Proteolytic digestion of proteins by one or more proteases is a key step in shotgun proteomics, in which the proteolytic products, i.e., peptides, are taken as the surrogates of their parent proteins for further qualitative or quantitative analysis. The proteases generally cleave proteins at specific amino acid residue sites, but digestion is hardly complete (wide existence of missed cleavage sites). Therefore, it would be of great help to improve the prior experimental design and the posterior data analysis if the digestion behaviors of proteases can be accurately modeled and predicted.
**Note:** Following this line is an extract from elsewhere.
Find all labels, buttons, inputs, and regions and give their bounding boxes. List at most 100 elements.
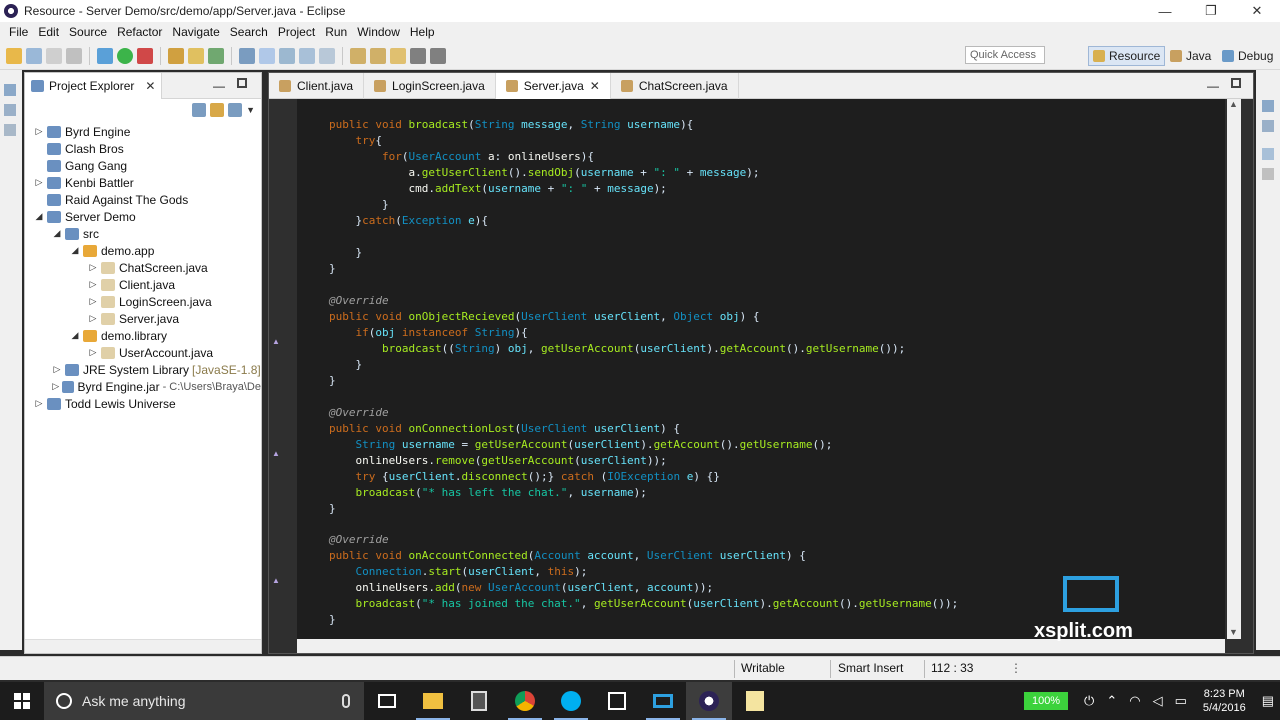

At present, systematic studies about the commonly used proteases in proteomics are insufficient, and there is a lack of easy-to-use tools to predict the cleavage sites of different proteases. Here, we propose a novel sequence-based deep learning algorithm-DeepDigest, which integrates convolutional neural networks and long short-term memory networks for protein digestion prediction. DeepDigest can predict the cleavage probability of each potential cleavage site on the protein sequences for eight popular proteases including trypsin, ArgC, chymotrypsin, GluC, LysC, AspN, LysN, and LysargiNase. We compared DeepDigest with three traditional machine learning algorithms, i.e., logistic regression, random forest, and support vector machine. On the eight training data sets, the 10-fold cross-validation accuracies (AUCs) of DeepDigest were 0.956-0.982, significantly higher than those of the three traditional algorithms. On the 11 independent test data sets, DeepDigest achieved AUCs between 0.849 and 0.978, outperforming the other traditional algorithms in most cases. Transfer learning then further improved the prediction accuracy. Besides, some interesting characteristics of different proteases were revealed and discussed. Ultimately, as an application, we used DeepDigest to predict the digestibilities of peptides and demonstrated that peptide digestibility is an informative new feature to discriminate between correct and incorrect peptide identifications.